這是簡化版的模型,當然Room與Bed還有很多屬性可作查詢,在此先省略
我要找的條件是:有空位且可用的房間
範例:在此條件下,Room2會被篩選出來,因為他擁有至少一床是可用且當前未住人(床3的王小明已經退房了)
https://ithelp.ithome.com.tw/upload/images/20181204/20088395zjwR1mc6xf.jpg
我下的指令如下,只是結果不如預期...有人知道如何撰寫嗎

ava_room = Room.query.join(Room.beds).join(Bed.histories)
ava_room = ava_room.filter(Room.beds.any(Bed.enable == True))
ava_room = ava_room.filter(~Bed.histories.any(BedHistory.c_time<= datetime.datetime.now()))
ava_room.filter(~Bed.histories.any(BedHistory.c_time >= datetime.datetime.now()))
res = ava_room.all()

翻譯出的SQL長這樣:

SELECT room.rid AS room_rid, room.builder AS room_builder
FROM room INNER JOIN bed ON room.rid = bed.room_id INNER JOIN bed_history ON bed.bid = bed_history.bed_id
WHERE (EXISTS (SELECT 1 
FROM bed 
WHERE room.rid = bed.room_id AND bed.enable = true)) AND NOT (EXISTS (SELECˊT 1
FROM bed_history 
WHERE bed.bid = bed_history.bed_id AND bed_history.c_time <= %(c_time_1)s)) AND NOT (EXISTS (SELECT 1 
FROM bed_history 
WHERE bed.bid = bed_history.bed_id AND bed_history.c_time >= %(c_time_2)s))

模型:

class Room(db.Model):
    rid = db.Column(db.Integer, primary_key=True, autoincrement=True)
    builder = db.Column(db.String(16), nullable=False)
    beds = db.relationship('Bed', back_populates='room')

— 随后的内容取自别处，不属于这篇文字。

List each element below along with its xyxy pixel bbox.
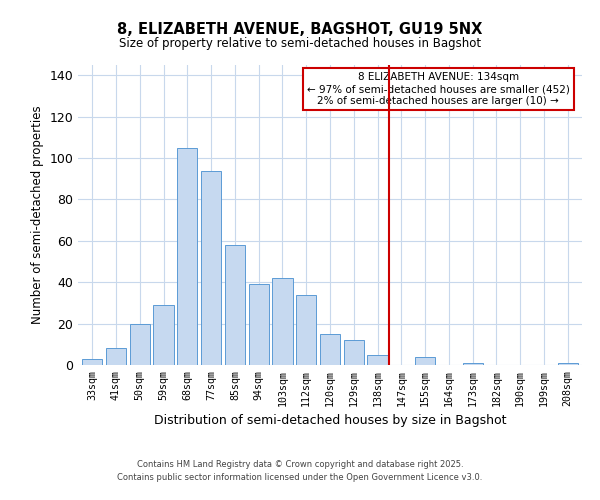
Bar [225,245,245,365]
Text: Contains HM Land Registry data © Crown copyright and database right 2025.
Contai: Contains HM Land Registry data © Crown c… [118,460,482,482]
Bar [463,363,483,365]
Bar [201,170,221,365]
Bar [344,340,364,365]
Bar [82,359,103,365]
Text: Size of property relative to semi-detached houses in Bagshot: Size of property relative to semi-detach… [119,38,481,51]
Bar [415,356,435,365]
Bar [177,148,197,365]
Bar [367,354,388,365]
Bar [272,278,293,365]
Y-axis label: Number of semi-detached properties: Number of semi-detached properties [31,106,44,324]
Bar [320,334,340,365]
X-axis label: Distribution of semi-detached houses by size in Bagshot: Distribution of semi-detached houses by … [154,414,506,427]
Bar [106,348,126,365]
Bar [154,305,173,365]
Text: 8, ELIZABETH AVENUE, BAGSHOT, GU19 5NX: 8, ELIZABETH AVENUE, BAGSHOT, GU19 5NX [118,22,482,38]
Text: 8 ELIZABETH AVENUE: 134sqm
← 97% of semi-detached houses are smaller (452)
2% of: 8 ELIZABETH AVENUE: 134sqm ← 97% of semi… [307,72,570,106]
Bar [296,294,316,365]
Bar [248,284,269,365]
Bar [557,363,578,365]
Bar [130,324,150,365]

    def __init__(self, builder: str):
        self.builder = builder


class Bed(db.Model):
    bid = db.Column(db.Integer, primary_key=True, autoincrement=True)
    name = db.Column(db.String(8), nullable=False)
    room_id = db.Column(db.Integer, db.ForeignKey('room.rid'))
    room = db.relationship("Room", back_populates='beds')
    histories = db.relationship("BedHistory", back_populates='bed')
    enable = db.Column(db.Boolean, nullable=False)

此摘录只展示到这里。